The two leads slip seamlessly back into their iconic roles, and they haven’t lost any of the spark that drove the trilogy. The Matrix Resurrections is ambitious to a fault, but it also has an infuriating habit of stopping its own momentum to unleash reams of dour exposition. While these exchanges are admittedly necessary in order to explain what the hell is actually going on, something you’ll be asking at regular intervals, it seriously harms the pace.

Perhaps the strangest thing about The Matrix Resurrections is that when it abandons the meta angle, it all becomes rather familiar and mundane, which is a bit of an unexpected oxymoron given a central conceit that’s as wild as you’re likely to find. The cast are almost uniformly excellent across the board, though, so things never gut dull, with Jonathan Groff in particular showcasing a side of his onscreen personality you never would have thought existed.

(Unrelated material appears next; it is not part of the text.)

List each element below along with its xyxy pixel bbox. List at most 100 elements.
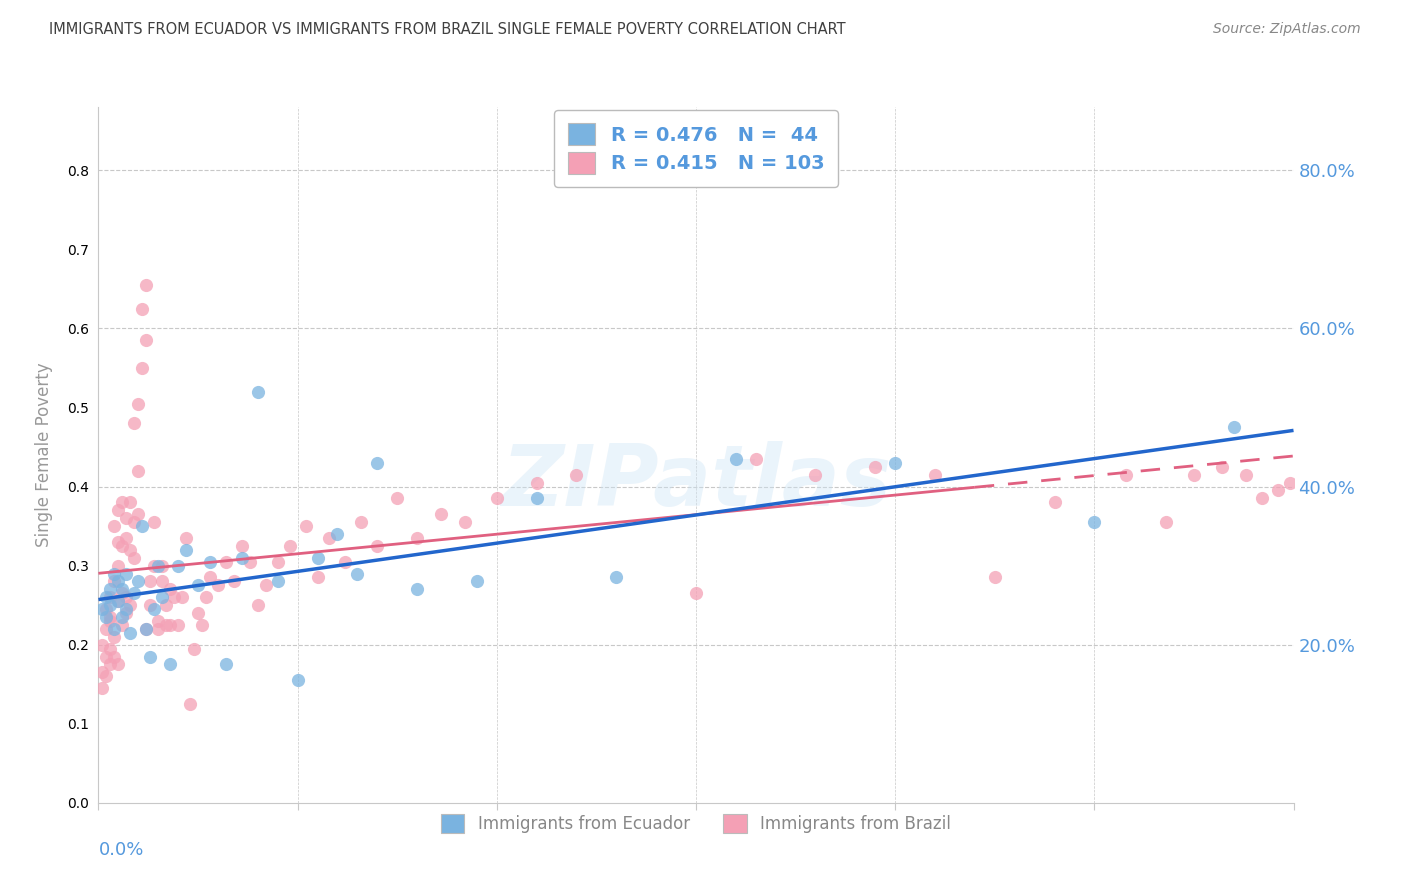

You might end up rolling your eyes when you hear that Neil Patrick Harris’ Analyst has a black cat named Déjà Vu, and there’s a distinct possibility you’ll shake your head in resignation when the credits kick in with a cover version of Rage Against the Machine’s “Wake Up”, but if Wachowski and her creative team wanted to go all in on the madness, then that’s what they should have done.

Instead, we get a plot that moves its central figures from one location to the next, where at least one lengthy monologue will ensue, an action sequence will provide a jolt of excitement, and then it’s off the next walk/talk/shoot scenario. We were hoping that the set pieces would be suitably revolutionary and game-changing, but in the end they’re fine; completely solid but surprisingly unspectacular. Reeves appears to have spent a summer internship at the Benedict Cumberbatch School of Hand-Waving that recently served Spider-Man: No Way Home so well, but for someone with decades of martial arts experience, he doesn’t really get put to the test.

The greatest strength of The Matrix Resurrections is as a love story, without a doubt. You completely buy into the notion that Neo and Trinity would do anything to be together, but the rest of the key elements are a lot choppier. If it had continued down the bonkers smugness that defined the first act, then we could have been talking about something special.

Sadly, formula ultimately sets in and takes its place among the madness before eventually overpowering it, an indictment of the very thing the basic premise of the movie was trying to subvert in the first place. It’s a film of maddening contradictions, missed opportunities and half-taken risks, but it’s destined to be one of the year’s most polarizing and talked-about releases regardless.

Fair

The Matrix Resurrections is one of the most ambitious and self-referential blockbusters you're likely to see, but it isn't anywhere near as clever as it thinks it is.